Beginning in 1857, Russia and France began to exchange meteorological data. Kupfer went to the negotiations abroad, and in winter 1865, he arranged to create a telegraphic communication between all European countries. Being essentially the creator of combined weather service, Kupfer did not have time to enjoy the fruits of his labors. During cold weather in March, while he was installing on the roof of the observatory an anemograph (self-recording anemometer) that he brought from Paris, he caught cold and died of pneumonia two months later on 4 June 1865. He was buried in Smolensky Lutheran Cemetery in St. Petersburg.
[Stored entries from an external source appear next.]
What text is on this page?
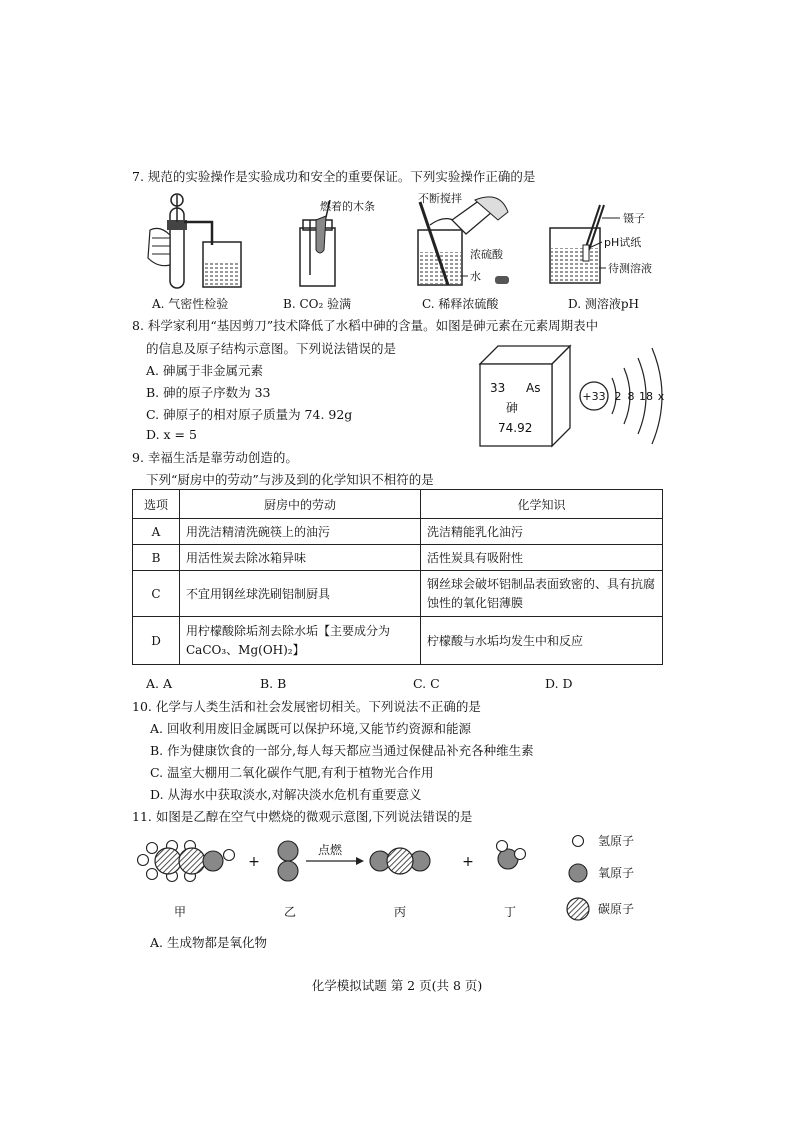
7. 规范的实验操作是实验成功和安全的重要保证。下列实验操作正确的是
燃着的木条
不断搅拌
浓硫酸
水
镊子
pH试纸
待测溶液
A. 气密性检验	B. CO₂ 验满	C. 稀释浓硫酸	D. 测溶液pH
8. 科学家利用“基因剪刀”技术降低了水稻中砷的含量。如图是砷元素在元素周期表中
的信息及原子结构示意图。下列说法错误的是
A. 砷属于非金属元素
B. 砷的原子序数为 33
C. 砷原子的相对原子质量为 74. 92g
D. x = 5
33 As
砷
74.92
+33 2 8 18 x
9. 幸福生活是靠劳动创造的。
下列“厨房中的劳动”与涉及到的化学知识不相符的是
选项	厨房中的劳动	化学知识
A	用洗洁精清洗碗筷上的油污	洗洁精能乳化油污
B	用活性炭去除冰箱异味	活性炭具有吸附性
C	不宜用钢丝球洗刷铝制厨具	钢丝球会破坏铝制品表面致密的、具有抗腐蚀性的氧化铝薄膜
D	用柠檬酸除垢剂去除水垢【主要成分为CaCO₃、Mg(OH)₂】	柠檬酸与水垢均发生中和反应
A. A	B. B	C. C	D. D
10. 化学与人类生活和社会发展密切相关。下列说法不正确的是
A. 回收利用废旧金属既可以保护环境,又能节约资源和能源
B. 作为健康饮食的一部分,每人每天都应当通过保健品补充各种维生素
C. 温室大棚用二氧化碳作气肥,有利于植物光合作用
D. 从海水中获取淡水,对解决淡水危机有重要意义
11. 如图是乙醇在空气中燃烧的微观示意图,下列说法错误的是
+
点燃
+
甲	乙	丙	丁
氢原子
氧原子
碳原子
A. 生成物都是氧化物
化学模拟试题 第 2 页(共 8 页)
Kupffer also pioneered in the setting up magnetometric observatory which took hourly observations of the magnetic field of the Earth.

==Awards==
- Deystvitelny State Advisor (1851).
- Chevalier Order of St. Anna 1st Class (1864); St. Stanislaus 1st Class (1860); St. Vladimir 3rd degree (1856)

==Works==
He wrote more than 150 scientific papers in the field of crystallography, mineralogy, metallurgy, metrology, terrestrial magnetism, and meteorology.
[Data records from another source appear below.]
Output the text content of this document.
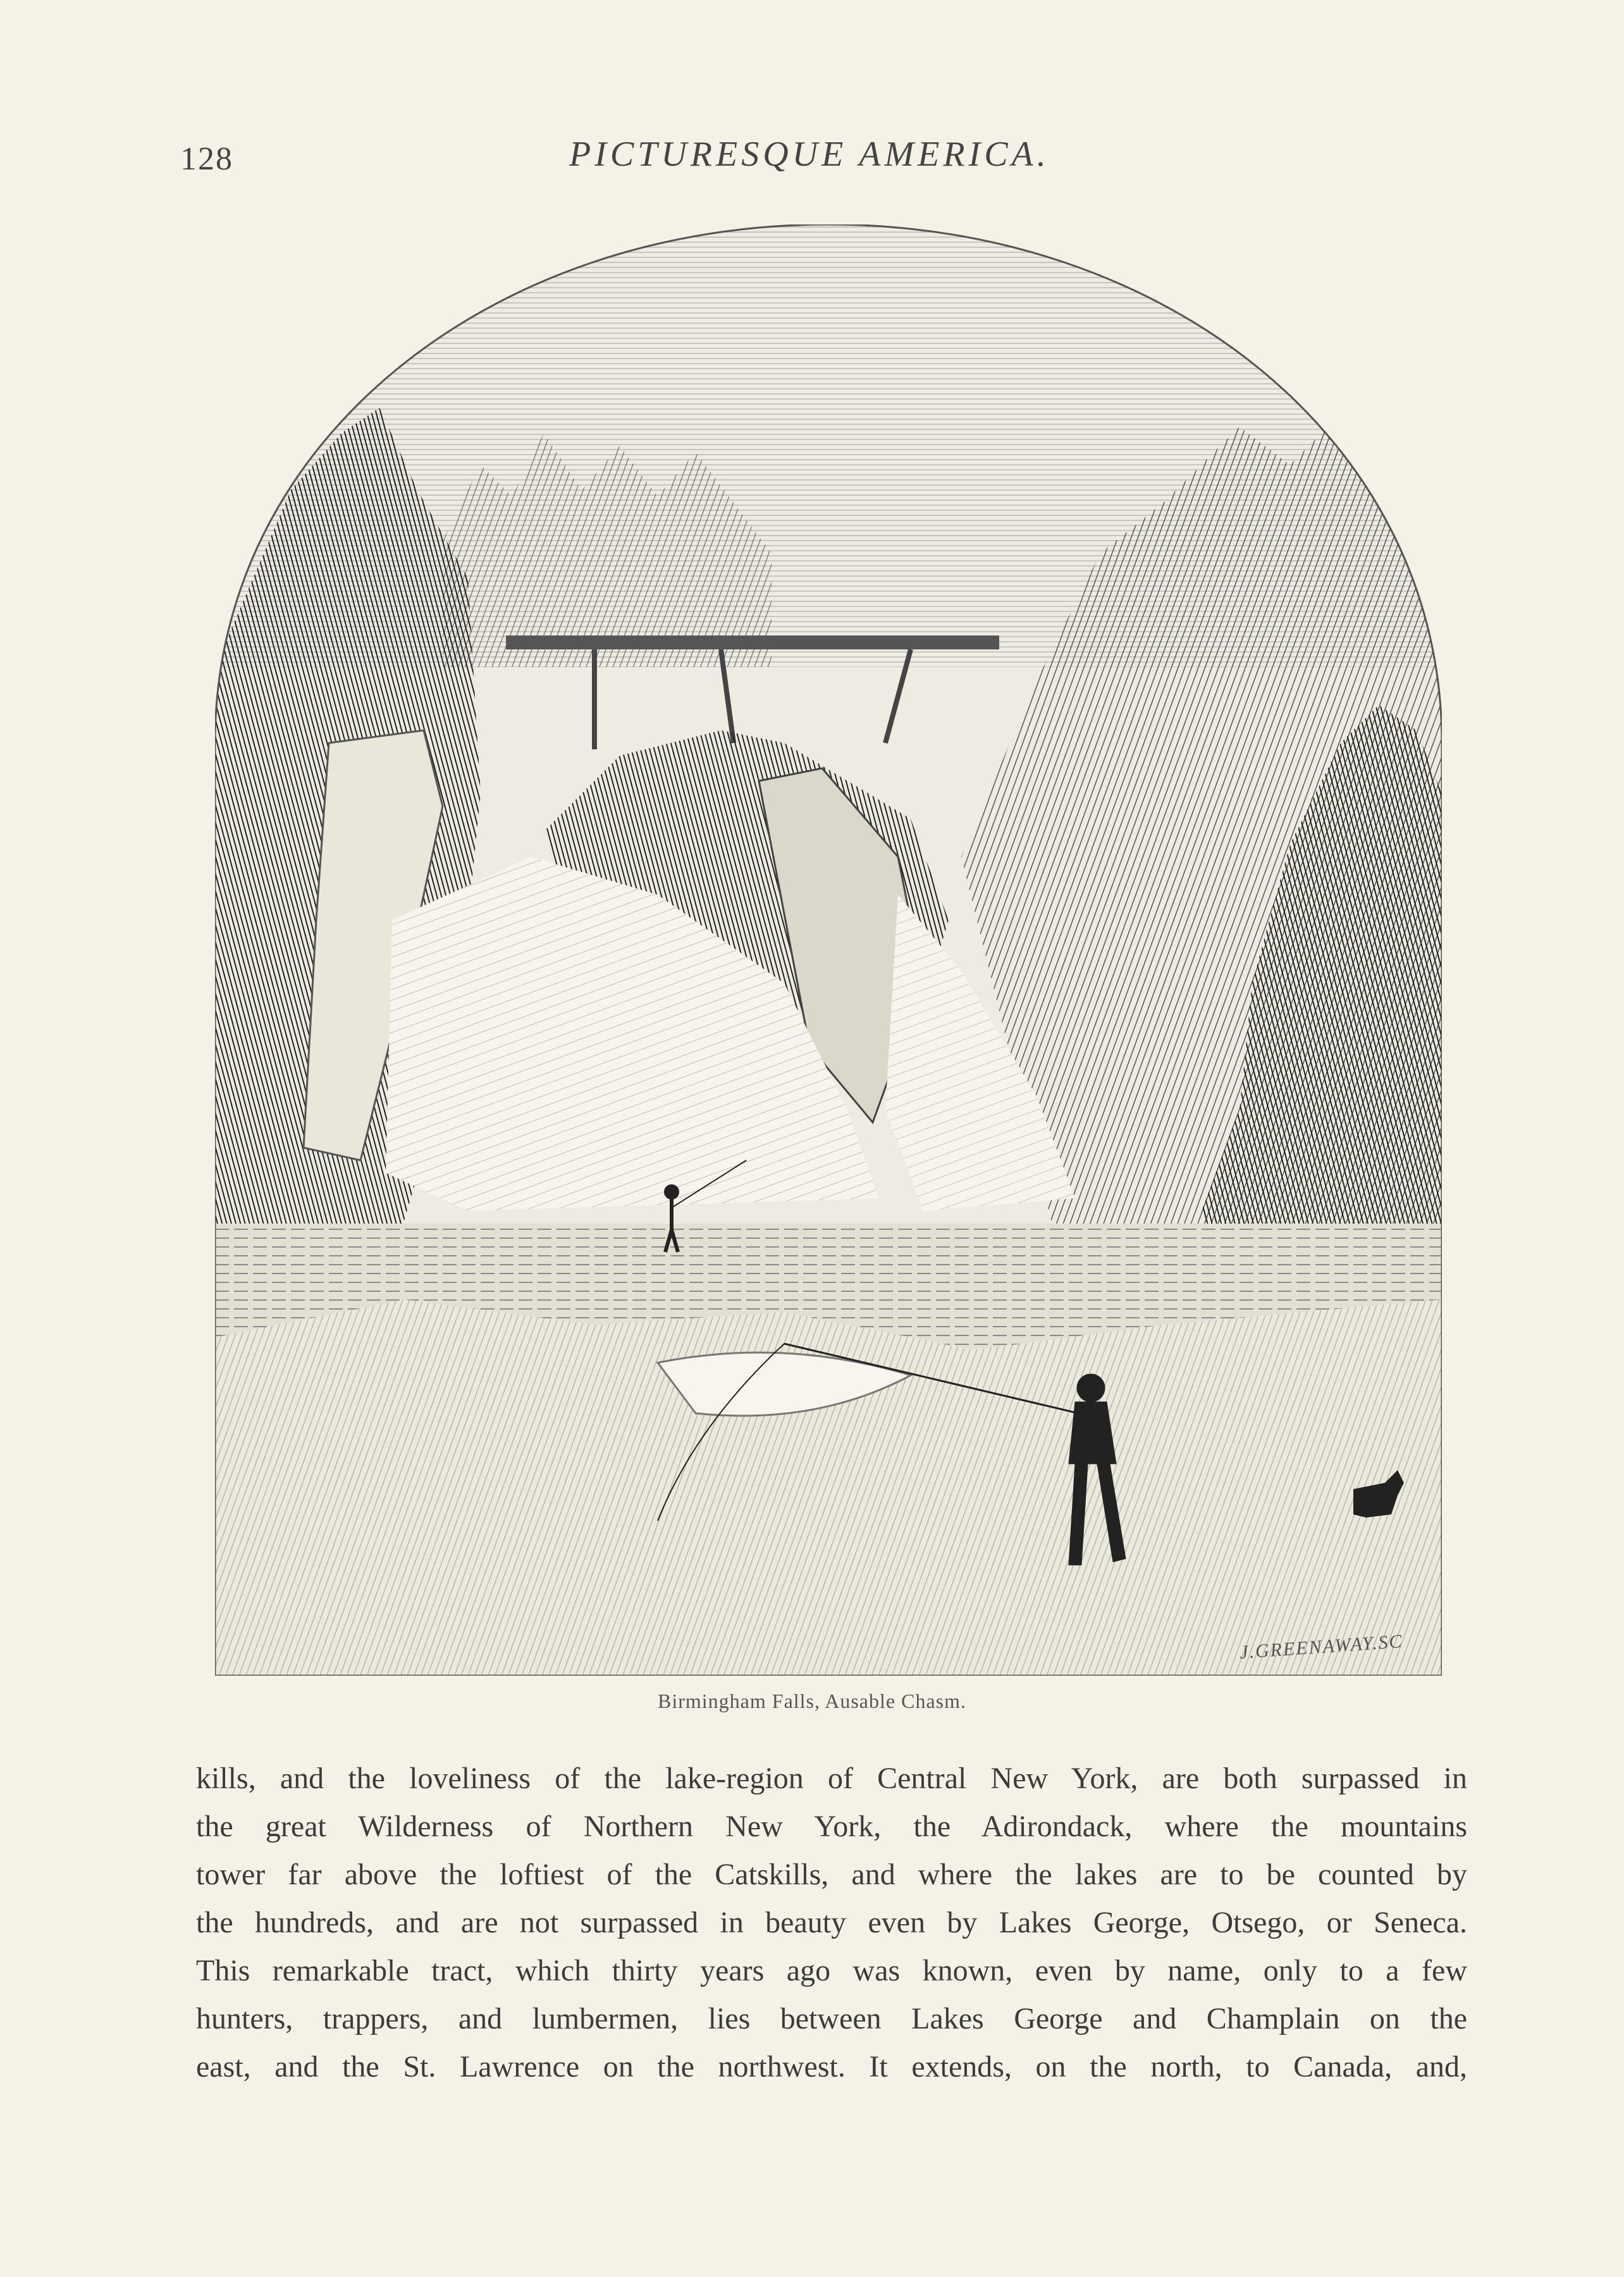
128	PICTURESQUE AMERICA.
J.GREENAWAY.SC
Birmingham Falls, Ausable Chasm.
kills, and the loveliness of the lake-region of Central New York, are both surpassed in
the great Wilderness of Northern New York, the Adirondack, where the mountains
tower far above the loftiest of the Catskills, and where the lakes are to be counted by
the hundreds, and are not surpassed in beauty even by Lakes George, Otsego, or Seneca.
This remarkable tract, which thirty years ago was known, even by name, only to a few
hunters, trappers, and lumbermen, lies between Lakes George and Champlain on the
east, and the St. Lawrence on the northwest. It extends, on the north, to Canada, and,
Also, Kupfer lectured in physics at the Main Pedagogical Institute. In addition to articles in Poggendorff's Annalen and Bulletins de l'Académie:

- Dissertatio de calculo crystallonomico (Göttingen, 1821)
- Preisschrift über genaue Messung der Winkel an Krystallen(Berlin, 1826)
- Voyage dans les environs du mont Elbrouz dans le Caucase (St. Petersburg ., 1830)
- Reise in die Umgegend des Berges Elborus in Kaukasus (St. Petersburg, 1830)
- Handbuch der rechnenden Krystallonomie (St. Petersburg, 1831)
- Voyage dans l'Oural entrepris en 1828 (St. Petersburg, 1833; with atlas)
- Guide to making magnetic and meteorological observations (St. Petersburg, 1835; it. Trans. B. Deringer, in «Corresp. Blatt des naturforschenden Vereins zu Riga», 1859)
- Instructions pour faire des observations metéorologiques et magnétiques (St. Petersburg, 1836)
- Tables psychrometriques et barométriques à l'usage des observatoires météorologiques de rempire de Russie (St. Petersburg, 1841)
- The findings of meteorological observations in the Russian state (St. Petersburg, 1846)
- Experimental studies of the elasticity of metals (St. Petersburg, 1860).

In addition, Kupfer published: Annales de l'observatoire physique central de Russie 1847-1856 (St. Petersburg, 1856-1858, 10 vol.), and Compte rendu annuel for the years 1850–1863.